Congress Jumps into Dodger Broadcast Dispute
Capps Stays on Sidelines But Calls Impasse 'Very Unfortunate'
Congressmember Lois Capps said she found impasse between Time Warner Cable and most of the cable companies serving Southern California over the broadcasts of Los Angeles Dodger baseball games “to be very unfortunate,” adding that it’s gone on “far too long.” While Capps expressed hope that all the parties could resolve their outstanding differences so that baseball fans could enjoy “the second half of the season,” she was not among the eight California congressmembers who petitioned the Federal Communications Commission (FCC) to intervene.

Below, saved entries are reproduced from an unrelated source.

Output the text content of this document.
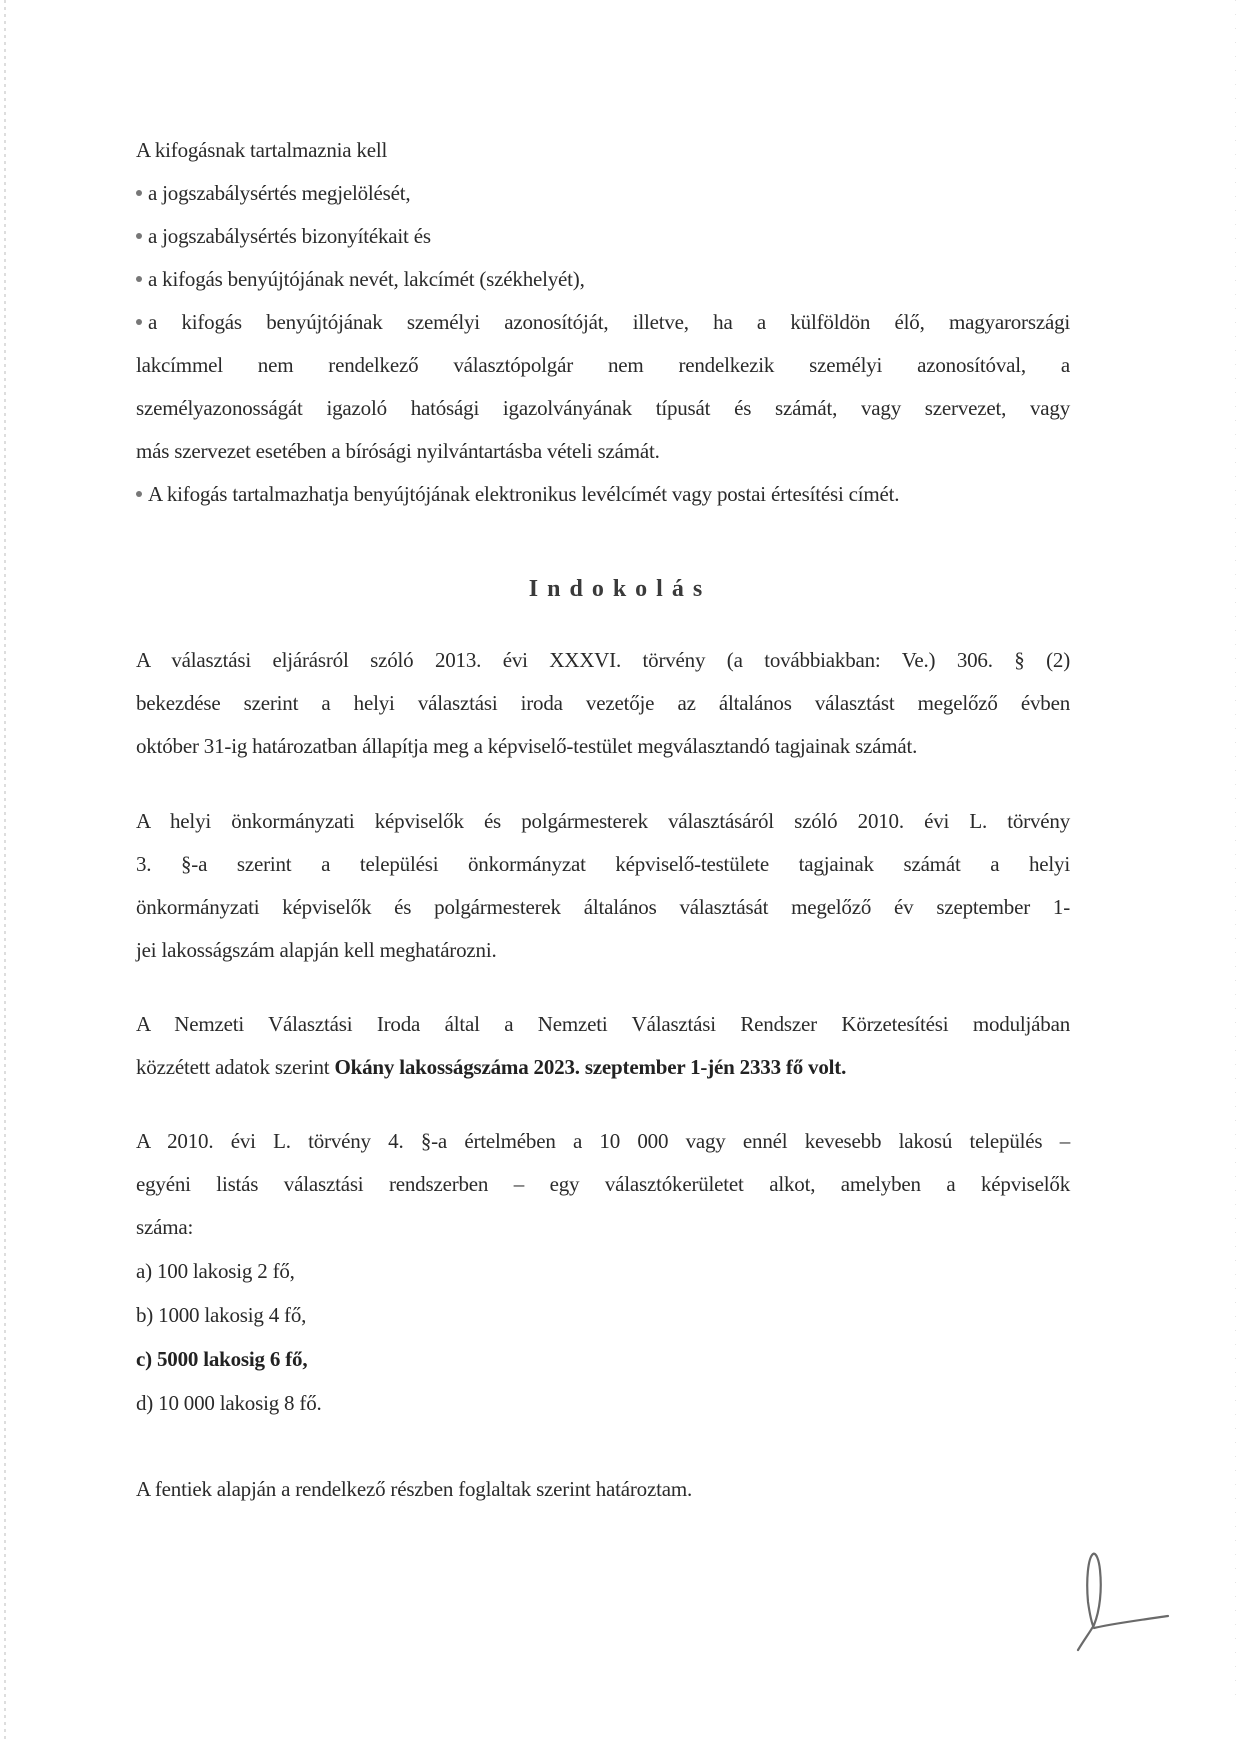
A kifogásnak tartalmaznia kell
a jogszabálysértés megjelölését,
a jogszabálysértés bizonyítékait és
a kifogás benyújtójának nevét, lakcímét (székhelyét),
a kifogás benyújtójának személyi azonosítóját, illetve, ha a külföldön élő, magyarországi
lakcímmel nem rendelkező választópolgár nem rendelkezik személyi azonosítóval, a
személyazonosságát igazoló hatósági igazolványának típusát és számát, vagy szervezet, vagy
más szervezet esetében a bírósági nyilvántartásba vételi számát.
A kifogás tartalmazhatja benyújtójának elektronikus levélcímét vagy postai értesítési címét.
Indokolás
A választási eljárásról szóló 2013. évi XXXVI. törvény (a továbbiakban: Ve.) 306. § (2)
bekezdése szerint a helyi választási iroda vezetője az általános választást megelőző évben
október 31-ig határozatban állapítja meg a képviselő-testület megválasztandó tagjainak számát.
A helyi önkormányzati képviselők és polgármesterek választásáról szóló 2010. évi L. törvény
3. §-a szerint a települési önkormányzat képviselő-testülete tagjainak számát a helyi
önkormányzati képviselők és polgármesterek általános választását megelőző év szeptember 1-
jei lakosságszám alapján kell meghatározni.
A Nemzeti Választási Iroda által a Nemzeti Választási Rendszer Körzetesítési moduljában
közzétett adatok szerint Okány lakosságszáma 2023. szeptember 1-jén 2333 fő volt.
A 2010. évi L. törvény 4. §-a értelmében a 10 000 vagy ennél kevesebb lakosú település –
egyéni listás választási rendszerben – egy választókerületet alkot, amelyben a képviselők
száma:
a) 100 lakosig 2 fő,
b) 1000 lakosig 4 fő,
c) 5000 lakosig 6 fő,
d) 10 000 lakosig 8 fő.
A fentiek alapján a rendelkező részben foglaltak szerint határoztam.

In response, FCC Chair Tom Wheeler put Time Warner executive Robert Marcus on notice and stipulated a specific timeline detailing how the dispute will be resolved in expeditious fashion. Time Warner has demanded $4-$5 a month per basic service subscriber in exchange for Dodger game programming, carried by the Dodger-owned SportsNet LA. Cable companies — like Cox — have objected not only to the high price but also to imposing such a burden on basic-service subscribers, many of whom might have little interest in Dodger games.
The issue has been a thorn in the side for Southland sports fans since the season started, and it has picked up steam as the Dodgers hit first place, its pitchers posting no fewer than two no-hitters. Although Capps did not participate in the request for FCC intervention, she supported it, said her spokesperson Chris Meagher.